Several limitations of this study deserve mention. The study was retrospective, observational, and did not include a comparative group. The present analysis was not designed to compare clean versus dirty/contaminated groups; outcomes based on such a comparison would be interesting. Although the literature is replete with case reports, larger-scale and longer-term studies evaluating outcomes with PADM versus synthetic mesh are needed to characterize differences regarding postoperative complications (including pain), quality of life, and costs. There is a clear need for additional research to determine costs associated with complex ventral herniorrhaphies. Such costs would presumably be higher than those for less-complicated cases (particularly costs associated with length of stay, wound care, and recurrence rates). The postoperative impact on activities of daily living and societal costs (disability, lost productivity, etc.) could also be estimated.

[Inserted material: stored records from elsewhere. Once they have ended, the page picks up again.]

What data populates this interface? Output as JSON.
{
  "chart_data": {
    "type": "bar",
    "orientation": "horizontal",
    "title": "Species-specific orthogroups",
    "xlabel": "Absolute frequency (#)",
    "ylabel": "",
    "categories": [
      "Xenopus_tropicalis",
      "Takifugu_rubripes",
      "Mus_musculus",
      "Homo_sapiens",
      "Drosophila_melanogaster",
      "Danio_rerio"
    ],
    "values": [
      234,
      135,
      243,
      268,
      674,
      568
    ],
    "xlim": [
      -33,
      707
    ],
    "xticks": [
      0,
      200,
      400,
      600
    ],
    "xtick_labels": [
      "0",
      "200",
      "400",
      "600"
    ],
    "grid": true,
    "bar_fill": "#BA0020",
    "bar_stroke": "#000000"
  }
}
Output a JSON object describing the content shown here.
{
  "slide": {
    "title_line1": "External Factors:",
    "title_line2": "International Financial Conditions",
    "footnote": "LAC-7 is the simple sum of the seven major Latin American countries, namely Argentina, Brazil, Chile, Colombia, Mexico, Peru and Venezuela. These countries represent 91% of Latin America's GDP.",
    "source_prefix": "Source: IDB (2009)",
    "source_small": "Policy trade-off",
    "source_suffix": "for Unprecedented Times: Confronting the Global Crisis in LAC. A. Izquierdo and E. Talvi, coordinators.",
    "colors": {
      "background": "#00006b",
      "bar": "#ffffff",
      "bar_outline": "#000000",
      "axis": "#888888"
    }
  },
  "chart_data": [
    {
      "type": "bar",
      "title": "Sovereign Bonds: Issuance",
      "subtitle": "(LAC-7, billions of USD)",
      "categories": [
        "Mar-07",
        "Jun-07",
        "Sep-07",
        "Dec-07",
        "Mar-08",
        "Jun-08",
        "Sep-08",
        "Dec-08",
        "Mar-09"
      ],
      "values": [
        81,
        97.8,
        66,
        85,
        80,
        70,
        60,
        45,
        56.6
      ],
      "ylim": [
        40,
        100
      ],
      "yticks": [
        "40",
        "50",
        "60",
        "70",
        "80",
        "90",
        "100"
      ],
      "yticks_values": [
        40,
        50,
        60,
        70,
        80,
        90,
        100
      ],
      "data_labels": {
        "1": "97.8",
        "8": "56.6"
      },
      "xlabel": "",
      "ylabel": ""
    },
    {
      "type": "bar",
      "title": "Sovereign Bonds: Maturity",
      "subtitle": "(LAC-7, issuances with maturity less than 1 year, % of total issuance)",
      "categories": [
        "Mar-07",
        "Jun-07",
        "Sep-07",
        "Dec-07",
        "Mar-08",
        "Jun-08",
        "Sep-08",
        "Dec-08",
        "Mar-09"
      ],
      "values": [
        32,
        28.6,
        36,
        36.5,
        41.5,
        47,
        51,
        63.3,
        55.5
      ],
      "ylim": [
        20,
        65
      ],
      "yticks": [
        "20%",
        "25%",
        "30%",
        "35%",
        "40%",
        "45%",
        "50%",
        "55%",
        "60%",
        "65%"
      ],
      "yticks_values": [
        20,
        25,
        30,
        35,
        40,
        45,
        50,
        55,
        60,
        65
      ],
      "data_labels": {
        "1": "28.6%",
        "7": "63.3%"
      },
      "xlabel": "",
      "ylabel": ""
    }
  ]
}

The present study highlights the potential for treating complex ventral hernias in a community hospital setting rather than in a tertiary care center. Despite the fact that many of the patients in this study presented with complex ventral hernias, infection, and comorbidities, nearly all patients had a successful recovery, with only one patient requiring PADM explantation due to factors unrelated to the herniorrhaphy. Several variables are critical to this level of success, including advanced surgical techniques, implantation of a biologic rather than a synthetic mesh, and innovative postoperative wound care. All of these resources can be made available at the community level, making it possible for patients with complex ventral hernias to be treated without the need for referral to a university-based hospital.

Conclusions

Non-crosslinked intact PADM contributes to favorable early outcomes in complex ventral abdominal wall herniorrhaphy. Long-term studies are needed to elucidate outcomes with PADM relative to synthetic and other biologic mesh products.